The answer to this seemed worse than doubtful. The child was growing paler, thinner, more listless every day. Toys were put away. Nothing attracted her, she asked for nothing, had no wants.
It was in vain that the doctors said the child had no disease. Their words gave Mrs. Austin no comfort, for she was almost heart-broken.
"Can you not see that Margery is fading before our eyes? Is there no remedy? Can all your skill do nothing to save this one little child?" she asked.
Then clasping Margery to her breast, as though her motherly love would shield the little one from the advancing foe, she looked with beseeching eyes in the faces of the pitying doctors, who knew not how to answer her appeal.
It was not, however, from these that Mrs. Austin gained a gleam of hope, but from a poor mother in a cottage home, indeed, yet one whose heart was as rich in maternal love as her own.
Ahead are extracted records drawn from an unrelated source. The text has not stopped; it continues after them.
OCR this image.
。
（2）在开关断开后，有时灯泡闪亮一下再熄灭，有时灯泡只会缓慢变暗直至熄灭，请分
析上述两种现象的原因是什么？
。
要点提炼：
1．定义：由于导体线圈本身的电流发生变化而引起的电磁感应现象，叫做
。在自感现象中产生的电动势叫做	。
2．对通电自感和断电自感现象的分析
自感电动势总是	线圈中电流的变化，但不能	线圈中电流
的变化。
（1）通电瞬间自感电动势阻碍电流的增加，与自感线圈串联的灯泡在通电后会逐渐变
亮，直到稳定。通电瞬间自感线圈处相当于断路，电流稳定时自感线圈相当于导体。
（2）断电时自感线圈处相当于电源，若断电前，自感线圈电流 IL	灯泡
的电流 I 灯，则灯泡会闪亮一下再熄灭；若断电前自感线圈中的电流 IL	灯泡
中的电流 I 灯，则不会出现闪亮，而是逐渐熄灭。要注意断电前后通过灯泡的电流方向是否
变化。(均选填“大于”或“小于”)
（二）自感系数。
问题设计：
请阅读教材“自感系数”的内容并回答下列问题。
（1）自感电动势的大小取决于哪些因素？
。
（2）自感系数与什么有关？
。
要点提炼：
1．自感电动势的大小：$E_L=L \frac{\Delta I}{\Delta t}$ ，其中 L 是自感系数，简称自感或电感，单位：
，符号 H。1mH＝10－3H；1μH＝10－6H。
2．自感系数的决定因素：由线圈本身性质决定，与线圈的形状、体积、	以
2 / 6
"My little Effie was just the same as Miss Margery, after her sister died, for there were only the big rough lads left, and they were no mates for her. She just wailed for Nelly, and I thought she was going to follow her, when we got a new neighbour, who had a bright little lass, the age of her that was gone. She, too, had left her mates behind her, and was sorrowing for them, but when she saw my Effie, she just flew to her and got her arms round her neck, fair crying for joy. The bairns comforted one another in a way that we older folk, with all our care and thought, cannot manage or understand. Mine was saved by a playmate, when the doctor could only look on, say kind words, and do nothing. Now, dear lady, surely it is worth while to try the same thing for Miss Margery. It can do her no harm to give her a playmate. It may save her, as it did my Effie."
"Do you know of a nice little girl, whose parents would let her come and stay at Monks Lea?" asked Mrs. Austin, eagerly.
Jane Gresham shook her head.
"There are plenty of people, no doubt, that would be only too glad to send a child to bear Miss Margery company, but it is not any sort that will do. A little village lass would not fill the place of Miss Dorothy to her sister, or be fit to stand in her shoes. Whoever you take must be something like the one that is gone."